« Si on parvient à en cueillir 15 tonnes, ce sera bien ! »
Au premier coup d’oeil, il est tentant de dire que cette saison oléicole sera faste. Depuis 7 heures du matin, le ballet des cagettes bleues dans le hall du moulin à huile de Bargemon ne cesse pas. Chacune regorge de milliers d’olives, leur robe noire reflétant la lumière crue des néons. Un noir que les mouliniers observent avec inquiétude. « Normalement, à cette période de l’année, elles sont toutes encore vertes, fait remarquer Jean-Louis Audibert, Bargemonais de souche et moulinier depuis plus de 45 ans. Il a fait si chaud que les olives ont mûri un mois à l’avance. C’est comme les vendanges, on doit récolter de plus en plus tôt. »
Il faut dire que l’année 2022 n’est pas une année comme les autres. « Le printemps, saison charnière pour les oliviers, a été très sec. Les arbres ont souffert d’un stress hydrique important, et n’ont profité d’aucun répit jusqu’à maintenant », déplore Patrick Pelissou, responsable de formation, qui participe également au bon fonctionnement du moulin.
« Les fleurs, dès 30°, elles crament »
Un soleil de plomb qui a profondément déréglé le cycle de production des oliviers. « Il suffit que les conditions météorologiques soient défavorables, avec par exemple de la grêle, du givre ou des grosses chaleurs, comme cet été, pour que l’ensemble de notre long labeur soit fichu », affirme Jérôme Côte des Combes, ancien militaire récemment reconverti en moulinier.

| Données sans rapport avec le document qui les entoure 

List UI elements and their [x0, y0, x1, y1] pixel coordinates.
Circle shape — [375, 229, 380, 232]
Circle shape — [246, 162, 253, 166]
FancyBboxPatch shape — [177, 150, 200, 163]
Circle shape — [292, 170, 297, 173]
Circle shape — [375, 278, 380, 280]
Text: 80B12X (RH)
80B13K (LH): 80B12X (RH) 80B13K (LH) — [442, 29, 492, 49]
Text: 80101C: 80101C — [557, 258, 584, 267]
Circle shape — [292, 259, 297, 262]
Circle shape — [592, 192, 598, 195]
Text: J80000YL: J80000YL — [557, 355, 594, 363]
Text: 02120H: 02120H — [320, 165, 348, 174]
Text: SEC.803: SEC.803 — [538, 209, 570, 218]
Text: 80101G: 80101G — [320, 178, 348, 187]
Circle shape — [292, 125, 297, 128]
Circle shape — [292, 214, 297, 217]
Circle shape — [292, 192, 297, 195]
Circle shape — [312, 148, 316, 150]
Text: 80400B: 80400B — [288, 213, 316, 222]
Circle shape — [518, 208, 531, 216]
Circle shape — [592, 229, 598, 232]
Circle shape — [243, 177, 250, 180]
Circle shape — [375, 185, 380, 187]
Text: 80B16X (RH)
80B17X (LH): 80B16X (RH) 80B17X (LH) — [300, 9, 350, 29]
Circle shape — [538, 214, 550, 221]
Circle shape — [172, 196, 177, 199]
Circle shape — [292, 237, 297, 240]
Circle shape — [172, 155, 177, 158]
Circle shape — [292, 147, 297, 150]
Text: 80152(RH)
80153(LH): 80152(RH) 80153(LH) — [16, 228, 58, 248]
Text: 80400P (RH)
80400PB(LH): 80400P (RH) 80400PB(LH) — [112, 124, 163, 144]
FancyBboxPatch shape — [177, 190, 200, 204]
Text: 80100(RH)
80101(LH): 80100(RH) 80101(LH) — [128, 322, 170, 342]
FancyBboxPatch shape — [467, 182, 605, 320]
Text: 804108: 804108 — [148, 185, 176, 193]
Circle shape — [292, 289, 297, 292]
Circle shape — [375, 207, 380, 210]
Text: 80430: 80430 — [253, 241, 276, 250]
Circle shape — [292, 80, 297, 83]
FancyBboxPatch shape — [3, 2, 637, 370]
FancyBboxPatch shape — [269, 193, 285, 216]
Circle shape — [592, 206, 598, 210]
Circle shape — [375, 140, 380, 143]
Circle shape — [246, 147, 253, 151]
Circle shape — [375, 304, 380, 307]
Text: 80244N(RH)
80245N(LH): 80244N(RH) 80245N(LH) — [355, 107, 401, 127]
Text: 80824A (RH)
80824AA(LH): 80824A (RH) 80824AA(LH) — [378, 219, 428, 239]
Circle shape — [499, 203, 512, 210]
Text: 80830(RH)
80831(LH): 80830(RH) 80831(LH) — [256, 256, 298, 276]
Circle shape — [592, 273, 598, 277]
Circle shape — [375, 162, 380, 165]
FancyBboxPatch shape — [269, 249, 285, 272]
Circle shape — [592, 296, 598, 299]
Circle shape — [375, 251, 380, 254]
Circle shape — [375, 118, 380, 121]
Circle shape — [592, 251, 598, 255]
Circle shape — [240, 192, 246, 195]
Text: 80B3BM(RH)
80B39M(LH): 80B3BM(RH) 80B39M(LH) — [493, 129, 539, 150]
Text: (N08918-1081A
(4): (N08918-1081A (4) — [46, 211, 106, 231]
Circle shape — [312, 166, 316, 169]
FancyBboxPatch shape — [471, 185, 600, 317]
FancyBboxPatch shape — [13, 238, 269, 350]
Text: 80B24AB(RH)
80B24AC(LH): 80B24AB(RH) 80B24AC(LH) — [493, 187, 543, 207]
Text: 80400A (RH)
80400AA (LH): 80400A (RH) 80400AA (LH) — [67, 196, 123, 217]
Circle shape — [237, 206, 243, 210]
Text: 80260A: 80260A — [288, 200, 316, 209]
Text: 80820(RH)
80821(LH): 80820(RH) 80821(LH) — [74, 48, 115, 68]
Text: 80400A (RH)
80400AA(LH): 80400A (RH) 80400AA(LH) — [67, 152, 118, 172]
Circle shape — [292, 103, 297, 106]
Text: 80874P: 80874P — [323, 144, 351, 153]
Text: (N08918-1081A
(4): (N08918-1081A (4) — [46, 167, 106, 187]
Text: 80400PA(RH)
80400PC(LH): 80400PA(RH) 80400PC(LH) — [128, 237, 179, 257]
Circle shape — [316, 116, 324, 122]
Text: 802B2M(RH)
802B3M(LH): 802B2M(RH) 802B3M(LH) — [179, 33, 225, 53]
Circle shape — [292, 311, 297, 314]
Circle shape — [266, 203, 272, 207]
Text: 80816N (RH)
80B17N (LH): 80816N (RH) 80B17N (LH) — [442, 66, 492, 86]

« C’est simple, annonce Patrick Pelissou, tout de go. Les fleurs (qui éclosent vers mai-juin, Ndlr), dès trente degrés, elles crament ». Mettant en péril pour cet hiver la production d’huile d’olive, de tapenade et autres délices issus de l’or vert.
Il ne faut donc pas se laisser tromper par ces paniers remplis d’olives juteuses. Car si on regarde bien, nombre d’entre elles cachent en réalité des cagettes à moitié vides. Au lieu des 50 à 90 tonnes de fruits récoltés « lors des bonnes années », comme ce fut le cas il y a deux ans, l’équipe du moulin à huile de Bargemon s’attend cette fois-ci à bien moins. « Si on parvient à en cueillir 15 tonnes ça sera déjà pas mal… Pour être honnête, on ne sait vraiment pas où on va pour cette saison », confie du bout des lèvres le responsable de formation.
À la recherche de solutions
Même s’il a toujours existé « de bonnes et de mauvaises années pour les olives », comme le rappelle Catherine Pelissou, présidente de l’association Moli d’oli, qui gère le moulin, le spectre du réchauffement climatique plane sur le secteur oléicole. Le climat extrême de 2022 étant amené à devenir de plus en plus fréquent dans un futur proche. Alors, quid des solutions pour y faire face ? La question provoque des grommellements gênés. Il faut dire qu’imaginer une sécheresse et des chaleurs extrêmes plusieurs années de suite à de quoi donner des sueurs froides.
Mais des idées émergent. « Si ça continue comme ça, il va falloir faire venir des variétés plus résistantes aux hautes températures, comme l’olivier aglandau ou l’olivier tanche », avance Jean-Louis Audibert. En effet, à Bargemon et dans une bonne partie de l’arrière-pays varois, ce sont surtout des variétés résistantes au froid qui ont été sélectionnées, comme l’olivier petit ribier. Le givre étant un ennemi mortel dans la région.
Mais le temps presse. Car un jeune arbre ne donnera des fruits qu’au bout de sept à dix ans de vie ! « Et si une branche a déjà eu des olives, elle n’en donnera plus l’année suivante », pointe Patrick Pelissou, qui envisage de réaliser des greffes de variétés résistantes sur les branches des petits ribiers. Des contraintes qui exigent d’appliquer ces solutions dès maintenant, avant de voir le secteur définitivement pris de court par le changement climatique.